You are viewing a plain text version of this content. The canonical link for it is here.
Posted to commits@arrow.apache.org by al...@apache.org on 2023/07/13 19:10:21 UTC
[arrow-datafusion] branch main updated: Pass infer max records to JsonFormat. (#6945)

This is an automated email from the ASF dual-hosted git repository.

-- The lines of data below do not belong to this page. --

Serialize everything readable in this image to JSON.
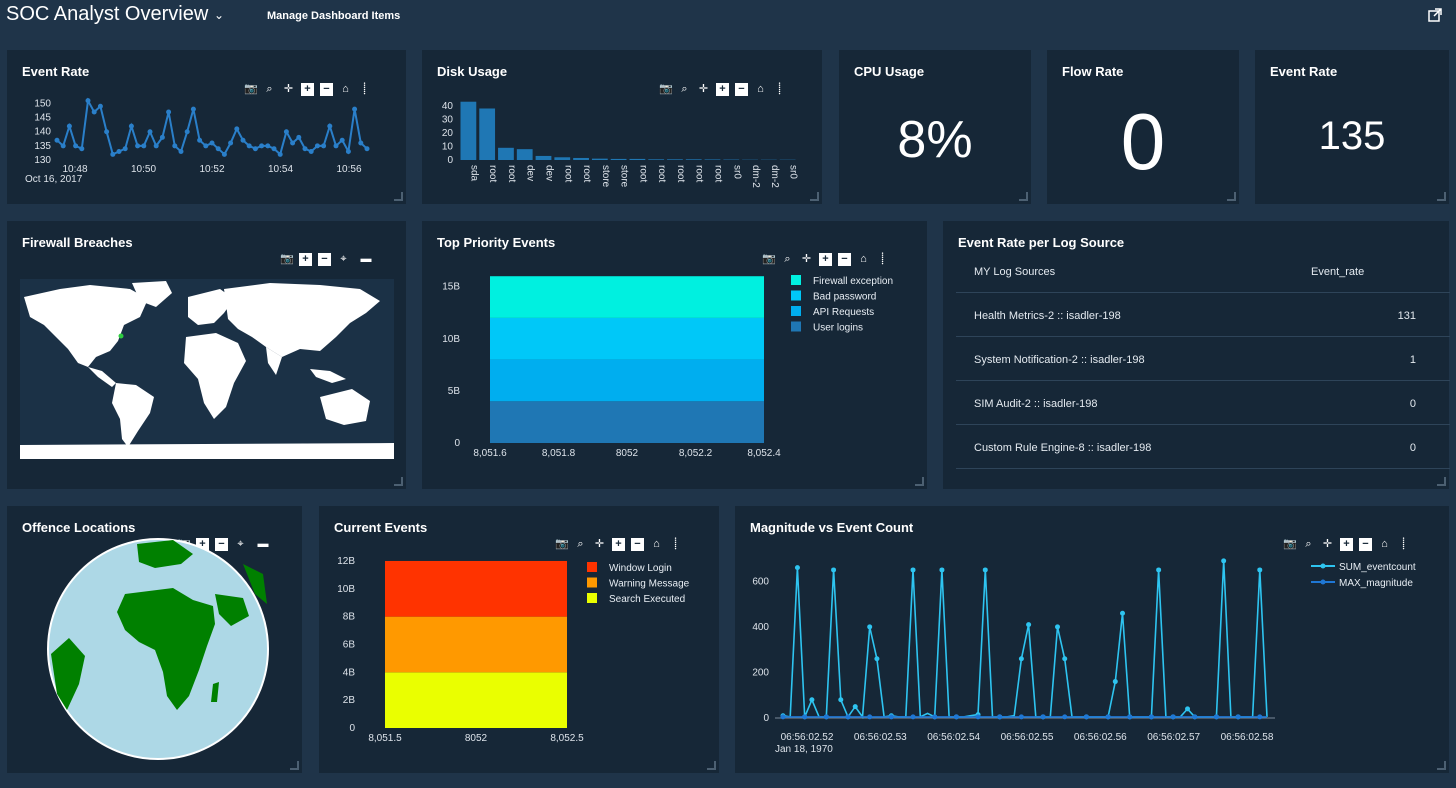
{
  "header": {
    "title": "SOC Analyst Overview",
    "manage_label": "Manage Dashboard Items"
  },
  "panels": {
    "event_rate": {
      "title": "Event Rate",
      "date_label": "Oct 16, 2017"
    },
    "disk_usage": {
      "title": "Disk Usage"
    },
    "cpu_usage": {
      "title": "CPU Usage",
      "value": "8%"
    },
    "flow_rate": {
      "title": "Flow Rate",
      "value": "0"
    },
    "event_rate_kpi": {
      "title": "Event Rate",
      "value": "135"
    },
    "firewall_breaches": {
      "title": "Firewall Breaches"
    },
    "top_priority_events": {
      "title": "Top Priority Events"
    },
    "event_rate_per_log_source": {
      "title": "Event Rate per Log Source",
      "columns": [
        "MY Log Sources",
        "Event_rate"
      ],
      "rows": [
        {
          "source": "Health Metrics-2 :: isadler-198",
          "rate": "131"
        },
        {
          "source": "System Notification-2 :: isadler-198",
          "rate": "1"
        },
        {
          "source": "SIM Audit-2 :: isadler-198",
          "rate": "0"
        },
        {
          "source": "Custom Rule Engine-8 :: isadler-198",
          "rate": "0"
        }
      ]
    },
    "offence_locations": {
      "title": "Offence Locations"
    },
    "current_events": {
      "title": "Current Events"
    },
    "magnitude_vs_event_count": {
      "title": "Magnitude vs Event Count",
      "date_label": "Jan 18, 1970"
    }
  },
  "icons": [
    "camera-icon",
    "zoom-icon",
    "pan-icon",
    "zoom-in-icon",
    "zoom-out-icon",
    "home-icon",
    "spike-icon",
    "reset-icon",
    "logo-icon"
  ],
  "colors": {
    "background": "#1f3449",
    "panel": "#162737",
    "line": "#2a7fc9",
    "cyan": "#00e5ff"
  },
  "chart_data": [
    {
      "id": "event_rate",
      "type": "line",
      "x": [
        0,
        1,
        2,
        3,
        4,
        5,
        6,
        7,
        8,
        9,
        10,
        11,
        12,
        13,
        14,
        15,
        16,
        17,
        18,
        19,
        20,
        21,
        22,
        23,
        24,
        25,
        26,
        27,
        28,
        29,
        30,
        31,
        32,
        33,
        34,
        35,
        36,
        37,
        38,
        39,
        40,
        41,
        42,
        43,
        44,
        45,
        46,
        47,
        48,
        49,
        50
      ],
      "values": [
        137,
        135,
        142,
        135,
        134,
        151,
        147,
        149,
        140,
        132,
        133,
        134,
        142,
        135,
        135,
        140,
        135,
        138,
        147,
        135,
        133,
        140,
        148,
        137,
        135,
        136,
        134,
        132,
        136,
        141,
        137,
        135,
        134,
        135,
        135,
        134,
        132,
        140,
        136,
        138,
        134,
        133,
        135,
        135,
        142,
        135,
        137,
        133,
        148,
        136,
        134
      ],
      "tick_labels_x": [
        "10:48",
        "10:50",
        "10:52",
        "10:54",
        "10:56"
      ],
      "ytick_labels": [
        "130",
        "135",
        "140",
        "145",
        "150"
      ],
      "ylim": [
        130,
        153
      ],
      "xlabel": "",
      "ylabel": ""
    },
    {
      "id": "disk_usage",
      "type": "bar",
      "categories": [
        "sda",
        "root",
        "root",
        "dev",
        "dev",
        "root",
        "root",
        "store",
        "store",
        "root",
        "root",
        "root",
        "root",
        "root",
        "sr0",
        "dm-2",
        "dm-2",
        "sr0"
      ],
      "values": [
        43,
        38,
        9,
        8,
        3,
        2,
        1.5,
        1,
        0.8,
        0.8,
        0.5,
        0.5,
        0.5,
        0.4,
        0.3,
        0.2,
        0.2,
        0.2
      ],
      "ytick_labels": [
        "0",
        "10",
        "20",
        "30",
        "40"
      ],
      "ylim": [
        0,
        45
      ]
    },
    {
      "id": "top_priority_events",
      "type": "bar",
      "stacked": true,
      "categories": [
        "8052"
      ],
      "xtick_labels": [
        "8,051.6",
        "8,051.8",
        "8052",
        "8,052.2",
        "8,052.4"
      ],
      "ytick_labels": [
        "0",
        "5B",
        "10B",
        "15B"
      ],
      "ylim": [
        0,
        16.5
      ],
      "series": [
        {
          "name": "User logins",
          "values": [
            4
          ],
          "color": "#1f77b4"
        },
        {
          "name": "API Requests",
          "values": [
            4
          ],
          "color": "#00aeef"
        },
        {
          "name": "Bad password",
          "values": [
            4
          ],
          "color": "#00c8f8"
        },
        {
          "name": "Firewall exception",
          "values": [
            4
          ],
          "color": "#00f0e0"
        }
      ]
    },
    {
      "id": "current_events",
      "type": "bar",
      "stacked": true,
      "categories": [
        "8052"
      ],
      "xtick_labels": [
        "8,051.5",
        "8052",
        "8,052.5"
      ],
      "ytick_labels": [
        "0",
        "2B",
        "4B",
        "6B",
        "8B",
        "10B",
        "12B"
      ],
      "ylim": [
        0,
        12.5
      ],
      "series": [
        {
          "name": "Search Executed",
          "values": [
            4
          ],
          "color": "#eaff00"
        },
        {
          "name": "Warning Message",
          "values": [
            4
          ],
          "color": "#ff9900"
        },
        {
          "name": "Window Login",
          "values": [
            4
          ],
          "color": "#ff3300"
        }
      ]
    },
    {
      "id": "magnitude_vs_event_count",
      "type": "line",
      "x": [
        0,
        1,
        2,
        3,
        4,
        5,
        6,
        7,
        8,
        9,
        10,
        11,
        12,
        13,
        14,
        15,
        16,
        17,
        18,
        19,
        20,
        21,
        22,
        23,
        24,
        25,
        26,
        27,
        28,
        29,
        30,
        31,
        32,
        33,
        34,
        35,
        36,
        37,
        38,
        39,
        40,
        41,
        42,
        43,
        44,
        45,
        46,
        47,
        48,
        49,
        50,
        51,
        52,
        53,
        54,
        55,
        56,
        57,
        58,
        59,
        60,
        61,
        62,
        63,
        64,
        65,
        66,
        67
      ],
      "tick_labels_x": [
        "06:56:02.52",
        "06:56:02.53",
        "06:56:02.54",
        "06:56:02.55",
        "06:56:02.56",
        "06:56:02.57",
        "06:56:02.58"
      ],
      "ytick_labels": [
        "0",
        "200",
        "400",
        "600"
      ],
      "ylim": [
        0,
        720
      ],
      "series": [
        {
          "name": "SUM_eventcount",
          "color": "#2ec4f0",
          "values": [
            10,
            5,
            660,
            5,
            80,
            5,
            5,
            650,
            80,
            5,
            50,
            5,
            400,
            260,
            5,
            10,
            5,
            5,
            650,
            5,
            20,
            5,
            650,
            5,
            5,
            5,
            10,
            15,
            650,
            5,
            5,
            5,
            10,
            260,
            410,
            5,
            5,
            5,
            400,
            260,
            5,
            5,
            5,
            5,
            5,
            5,
            160,
            460,
            5,
            5,
            5,
            5,
            650,
            5,
            5,
            5,
            40,
            5,
            5,
            5,
            5,
            690,
            5,
            5,
            5,
            5,
            650,
            5
          ]
        },
        {
          "name": "MAX_magnitude",
          "color": "#1f77d4",
          "values": [
            5,
            5,
            5,
            5,
            5,
            5,
            5,
            5,
            5,
            5,
            5,
            5,
            5,
            5,
            5,
            5,
            5,
            5,
            5,
            5,
            5,
            5,
            5,
            5,
            5,
            5,
            5,
            5,
            5,
            5,
            5,
            5,
            5,
            5,
            5,
            5,
            5,
            5,
            5,
            5,
            5,
            5,
            5,
            5,
            5,
            5,
            5,
            5,
            5,
            5,
            5,
            5,
            5,
            5,
            5,
            5,
            5,
            5,
            5,
            5,
            5,
            5,
            5,
            5,
            5,
            5,
            5,
            5
          ]
        }
      ]
    }
  ]
}
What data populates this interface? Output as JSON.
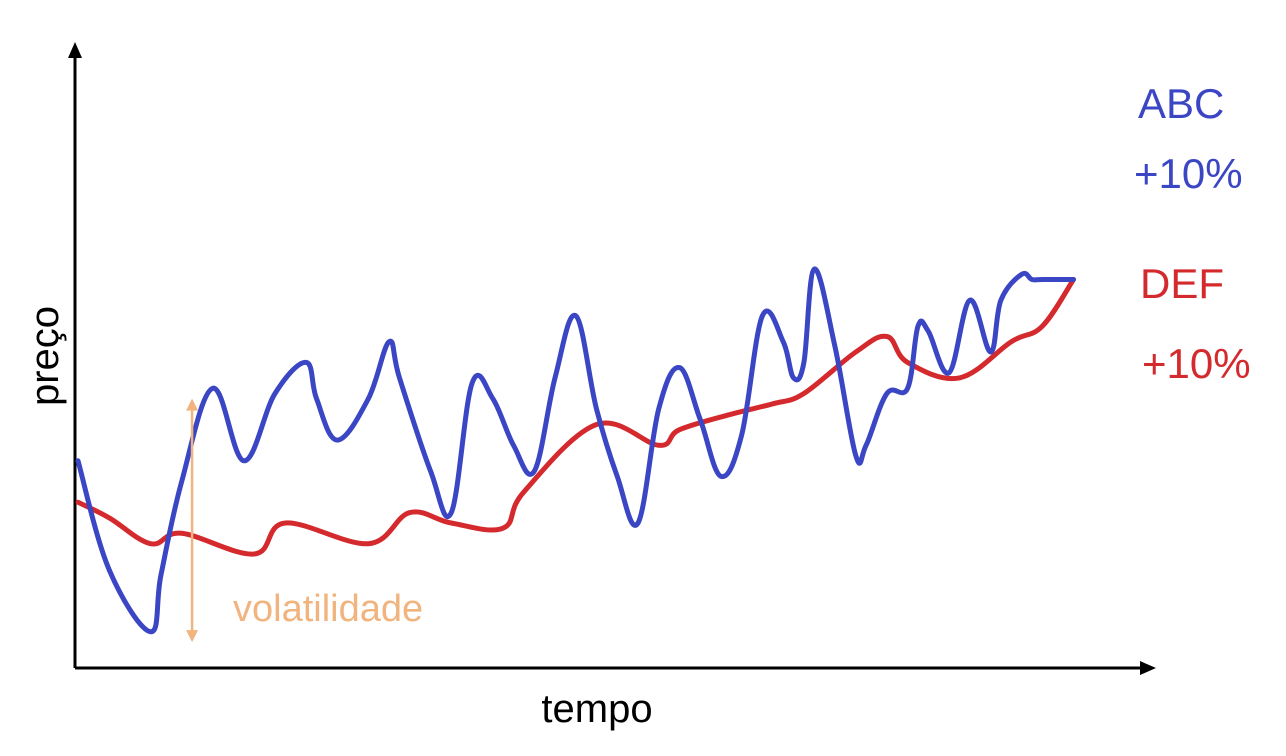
{
  "chart_data": {
    "type": "line",
    "xlabel": "tempo",
    "ylabel": "preço",
    "xlim": [
      0,
      100
    ],
    "ylim": [
      0,
      100
    ],
    "grid": false,
    "legend": "right",
    "series": [
      {
        "name": "ABC",
        "change": "+10%",
        "color": "#3b46c4",
        "points": [
          [
            0,
            40
          ],
          [
            3,
            19
          ],
          [
            7,
            7
          ],
          [
            8,
            18
          ],
          [
            10,
            36
          ],
          [
            13,
            54
          ],
          [
            16,
            40
          ],
          [
            19,
            53
          ],
          [
            22,
            59
          ],
          [
            23,
            52
          ],
          [
            25,
            44
          ],
          [
            28,
            52
          ],
          [
            30,
            63
          ],
          [
            31,
            56
          ],
          [
            34,
            38
          ],
          [
            36,
            30
          ],
          [
            38,
            55
          ],
          [
            40,
            52
          ],
          [
            42,
            43
          ],
          [
            44,
            38
          ],
          [
            46,
            56
          ],
          [
            48,
            68
          ],
          [
            50,
            50
          ],
          [
            52,
            37
          ],
          [
            54,
            28
          ],
          [
            56,
            50
          ],
          [
            58,
            58
          ],
          [
            60,
            48
          ],
          [
            62,
            37
          ],
          [
            64,
            45
          ],
          [
            66,
            68
          ],
          [
            68,
            63
          ],
          [
            69,
            56
          ],
          [
            70,
            59
          ],
          [
            71,
            77
          ],
          [
            73,
            62
          ],
          [
            75,
            41
          ],
          [
            76,
            43
          ],
          [
            78,
            53
          ],
          [
            80,
            54
          ],
          [
            81,
            66
          ],
          [
            82,
            65
          ],
          [
            84,
            57
          ],
          [
            86,
            71
          ],
          [
            88,
            61
          ],
          [
            89,
            71
          ],
          [
            91,
            76
          ],
          [
            92,
            75
          ],
          [
            93,
            75
          ],
          [
            96,
            75
          ]
        ]
      },
      {
        "name": "DEF",
        "change": "+10%",
        "color": "#d42a2e",
        "points": [
          [
            0,
            32
          ],
          [
            3,
            29
          ],
          [
            7,
            24
          ],
          [
            10,
            26
          ],
          [
            17,
            22
          ],
          [
            20,
            28
          ],
          [
            28,
            24
          ],
          [
            32,
            30
          ],
          [
            36,
            28
          ],
          [
            41,
            27
          ],
          [
            43,
            34
          ],
          [
            50,
            47
          ],
          [
            56,
            43
          ],
          [
            58,
            46
          ],
          [
            63,
            49
          ],
          [
            67,
            51
          ],
          [
            70,
            53
          ],
          [
            75,
            61
          ],
          [
            78,
            64
          ],
          [
            80,
            59
          ],
          [
            85,
            56
          ],
          [
            90,
            63
          ],
          [
            93,
            66
          ],
          [
            96,
            75
          ]
        ]
      }
    ],
    "annotations": [
      {
        "text": "volatilidade",
        "color": "#f1b47e",
        "x": 11,
        "y_from": 5,
        "y_to": 52
      }
    ]
  }
}
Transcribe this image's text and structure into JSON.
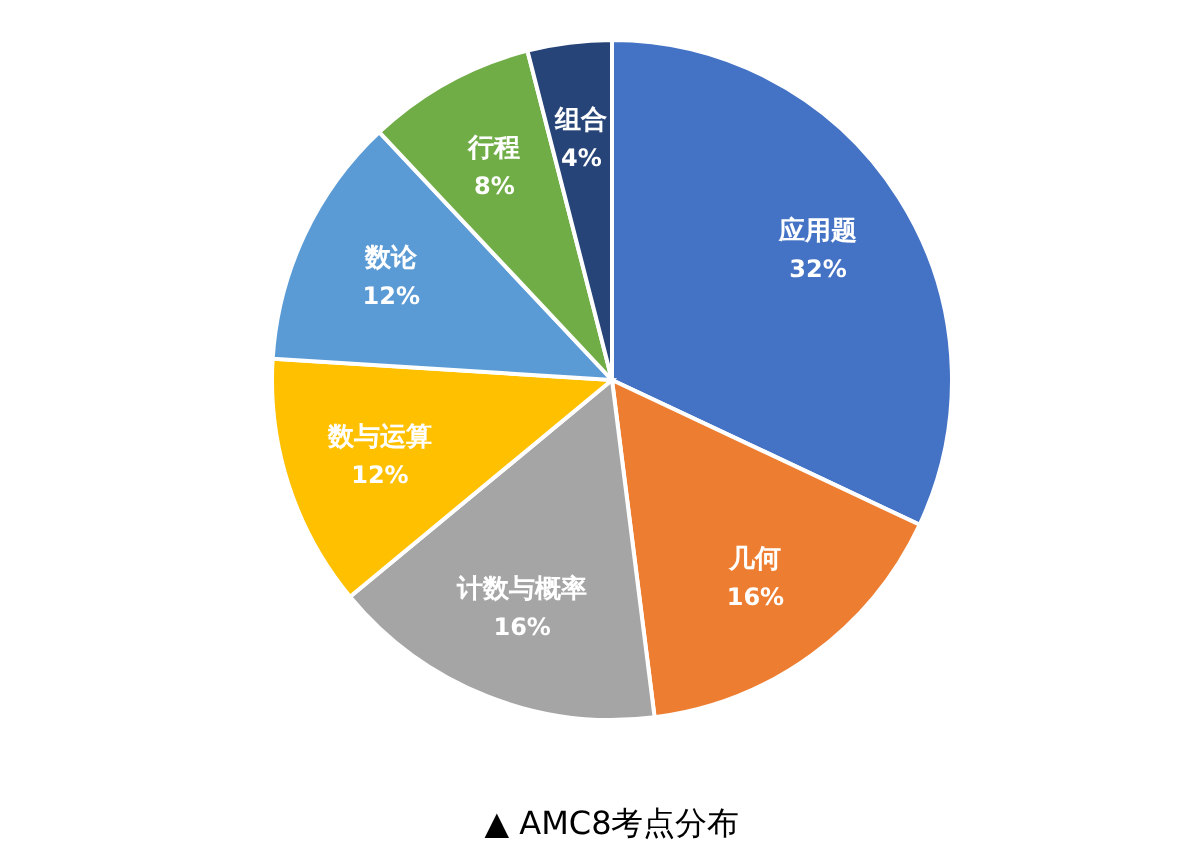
{
  "chart_data": {
    "type": "pie",
    "title": "▲ AMC8考点分布",
    "categories": [
      "应用题",
      "几何",
      "计数与概率",
      "数与运算",
      "数论",
      "行程",
      "组合"
    ],
    "values": [
      32,
      16,
      16,
      12,
      12,
      8,
      4
    ],
    "colors": [
      "#4472c4",
      "#ed7d31",
      "#a5a5a5",
      "#ffc000",
      "#5b9bd5",
      "#70ad47",
      "#264478"
    ],
    "value_labels": [
      "32%",
      "16%",
      "16%",
      "12%",
      "12%",
      "8%",
      "4%"
    ]
  }
}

alamb pushed a commit to branch main
in repository https://gitbox.apache.org/repos/asf/arrow-datafusion.git


The following commit(s) were added to refs/heads/main by this push:
     new 3de209e951 Pass infer max records to JsonFormat. (#6945)
3de209e951 is described below

commit 3de209e95158d59891174ee73595c90a9f1b3cde
Author: vincev <vi...@gmail.com>
AuthorDate: Thu Jul 13 21:10:14 2023 +0200

    Pass infer max records to JsonFormat. (#6945)
---
 .../core/src/datasource/file_format/options.rs     |  1 +
 .../core/src/datasource/physical_plan/json.rs      | 30 ++++++++++++++++++++++
 datafusion/core/tests/data/4.json                  |  4 +++
 3 files changed, 35 insertions(+)

diff --git a/datafusion/core/src/datasource/file_format/options.rs b/datafusion/core/src/datasource/file_format/options.rs
index 5694bf5380..6155dc6640 100644
--- a/datafusion/core/src/datasource/file_format/options.rs
+++ b/datafusion/core/src/datasource/file_format/options.rs
@@ -489,6 +489,7 @@ impl ReadOptions<'_> for ParquetReadOptions<'_> {
 impl ReadOptions<'_> for NdJsonReadOptions<'_> {
     fn to_listing_options(&self, config: &SessionConfig) -> ListingOptions {
         let file_format = JsonFormat::default()
+            .with_schema_infer_max_rec(Some(self.schema_infer_max_records))
             .with_file_compression_type(self.file_compression_type.to_owned());
 
         ListingOptions::new(Arc::new(file_format))
diff --git a/datafusion/core/src/datasource/physical_plan/json.rs b/datafusion/core/src/datasource/physical_plan/json.rs
index e9082b8084..541e448cfe 100644
--- a/datafusion/core/src/datasource/physical_plan/json.rs
+++ b/datafusion/core/src/datasource/physical_plan/json.rs
@@ -733,4 +733,34 @@ mod tests {
         assert_eq!("Arrow error: Parser error: Error while parsing value d for column 0 at line 4", format!("{e}"));
         Ok(())
     }
+
+    #[tokio::test]
+    async fn ndjson_schema_infer_max_records() -> Result<()> {
+        async fn read_test_data(schema_infer_max_records: usize) -> Result<SchemaRef> {
+            let ctx = SessionContext::new();
+
+            let options = NdJsonReadOptions {
+                schema_infer_max_records,
+                ..Default::default()
+            };
+
+            let batches = ctx
+                .read_json("tests/data/4.json", options)
+                .await?
+                .collect()
+                .await?;
+
+            Ok(batches[0].schema())
+        }
+
+        // Use only the first 2 rows to infer the schema, those have 2 fields.
+        let schema = read_test_data(2).await?;
+        assert_eq!(schema.fields().len(), 2);
+
+        // Use all rows to infer the schema, those have 5 fields.
+        let schema = read_test_data(10).await?;
+        assert_eq!(schema.fields().len(), 5);
+
+        Ok(())
+    }
 }
diff --git a/datafusion/core/tests/data/4.json b/datafusion/core/tests/data/4.json
new file mode 100644
index 0000000000..f0c67cd7cf
--- /dev/null
+++ b/datafusion/core/tests/data/4.json
@@ -0,0 +1,4 @@
+{"a":1, "b":[2.0, 1.3, -6.1]}
+{"a":2, "b":[3.0, 4.3]}
+{"c":[false, true], "d":{"c1": 23, "c2": 32}}
+{"e": {"e1": 2, "e2": 12.3}}
\ No newline at end of file